Albidona rappresenta il giusto mix tra mare e montagna, tra rinnovamento e tradizione, tra storia e leggenda.

Ed è proprio nella leggenda che affondano le origini di questo paese. Secondo antiche fonti, la cittadina jonica è stata fondata nelle vicinanze delle rovine di Leutarnia. La nascita di Leuternia, raccontata da Licofronte e Strabone, sarebbe stata opera di un gruppo di profughi capeggiati da Calcante.
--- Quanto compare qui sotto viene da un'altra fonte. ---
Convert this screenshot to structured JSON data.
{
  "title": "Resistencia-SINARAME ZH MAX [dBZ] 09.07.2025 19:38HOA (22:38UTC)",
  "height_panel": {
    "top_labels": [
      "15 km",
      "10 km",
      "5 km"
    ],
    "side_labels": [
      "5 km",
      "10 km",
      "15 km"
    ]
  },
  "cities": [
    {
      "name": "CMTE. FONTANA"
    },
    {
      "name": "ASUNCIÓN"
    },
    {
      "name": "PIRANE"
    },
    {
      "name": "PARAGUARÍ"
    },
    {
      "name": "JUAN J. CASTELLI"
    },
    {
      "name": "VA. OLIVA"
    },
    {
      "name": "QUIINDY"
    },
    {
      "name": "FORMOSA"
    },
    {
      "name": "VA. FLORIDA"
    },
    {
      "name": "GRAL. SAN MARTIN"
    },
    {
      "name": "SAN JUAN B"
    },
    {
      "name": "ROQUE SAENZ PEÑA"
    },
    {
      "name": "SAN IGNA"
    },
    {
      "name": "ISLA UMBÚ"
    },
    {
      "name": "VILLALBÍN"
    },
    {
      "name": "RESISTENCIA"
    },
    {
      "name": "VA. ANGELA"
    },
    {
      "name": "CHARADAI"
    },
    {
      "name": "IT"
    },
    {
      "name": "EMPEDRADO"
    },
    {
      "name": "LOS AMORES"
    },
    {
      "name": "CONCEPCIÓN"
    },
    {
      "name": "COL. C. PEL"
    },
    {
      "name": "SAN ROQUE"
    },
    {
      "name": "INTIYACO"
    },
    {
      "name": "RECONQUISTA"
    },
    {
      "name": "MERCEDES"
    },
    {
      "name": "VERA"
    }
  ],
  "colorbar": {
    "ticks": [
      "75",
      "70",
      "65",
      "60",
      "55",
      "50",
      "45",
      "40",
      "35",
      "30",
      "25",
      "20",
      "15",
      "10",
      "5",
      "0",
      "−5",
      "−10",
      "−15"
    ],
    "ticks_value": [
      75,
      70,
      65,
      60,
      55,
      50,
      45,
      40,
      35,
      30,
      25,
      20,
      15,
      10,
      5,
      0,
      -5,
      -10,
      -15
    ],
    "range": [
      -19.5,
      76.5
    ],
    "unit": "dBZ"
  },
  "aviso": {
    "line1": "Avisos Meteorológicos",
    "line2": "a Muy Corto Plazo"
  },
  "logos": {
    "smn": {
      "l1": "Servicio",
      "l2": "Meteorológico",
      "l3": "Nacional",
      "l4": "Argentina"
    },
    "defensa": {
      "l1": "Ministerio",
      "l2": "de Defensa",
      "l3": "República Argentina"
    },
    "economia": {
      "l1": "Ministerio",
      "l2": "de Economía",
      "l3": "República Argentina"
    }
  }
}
Questi in fuga dalla Guerra di Troia approdarono lungo le coste calabresi.

Non esistono fonti storiche di comparazione che possano attestare l’esattezza di queste supposizioni, ma resta il fascino del mito ad aleggiare su questo territorio.

In epoche ben più recenti, intorno all’800, Albidona visse un periodo di grande splendre politico e finanziario.

Venne coniato il detto che “questa terra apparteneva alle tre C, Comune, Campochiaro e Chidichimo”. Questi ultimi hanno rappresentato per molti anni i poteri forti di Albidona e non solo.

I Campochiaro prima e i Chidichimo dopo, sono state le famiglie più importanti e influenti del panorama politico locale e regionale. Essi Ricoprirono cariche nobiliari e ruoli amministrativi di grande rilievo.

Albidona presenta un territorio variegato, in cui si passa dal mare, seppure in minima parte divide i comuni di Amendolara e Trebisacce, passando per le colline, dove inizia il centro urbano, fino ad arrivare alle montagne, con una importante catena montuosa a fare da cornice.

Da qui la grande varietà di paesaggi, l’habitat ideale per chi ama la natura e non vuole star fermo. Si passa dalle limpide acque dello jonio alle fresche cime montuose del Mostarico in poco meno di 20 chilometri.

Albidona

un piccolo ma tanto suggestivo borgo tutto da visitare.

Il nostro viaggio alla scoperta di Albidona inizia a pochi passi dal mare. Quì dove troviamo l’omonima Torre, costruita nel XVI secolo come punto di avvistamento e primo avamposto difensivo contro le invasioni dei saraceni dal mare.

Proseguiamo inoltrandoci tra i vicoli di Albidona. In essi troviamo un’importante presenza ecclesiastica rappresentata da numerose chiese e cappelle, di epoche diverse e ognuna con caratteristiche differenti. Tra queste è da annoverare la Chiesa Madre di San Michele Arcangelo, di origine seicentesca situata nella parte più alta del paese.

Nella vallata, Càfaro in aramaico, immersa nella natura sorge la Chiesa di Santa Maria del Cafaro. Costruita da monaci basiliani intorno all’anno 1000.

Concludiamo il nostro percorso con una passeggiata salutare sulla cima del Monte Mostarico, una vetta non molto alta ma che consente viste panoramiche che spaziano su tutta la Piana di Sibari, fino al Golfo di Corigliano.

Sulla sua cima troviamo i resti di una piccola torre di avvistamento di forma quadrata, detta Torre Pitagna, costruita anch’essa per avvistare eventuali incursioni nemiche e difendere il territorio.

Di certo da quassù la vista è ottimale e il panorama è mozzafiato… un viaggio da non perdere!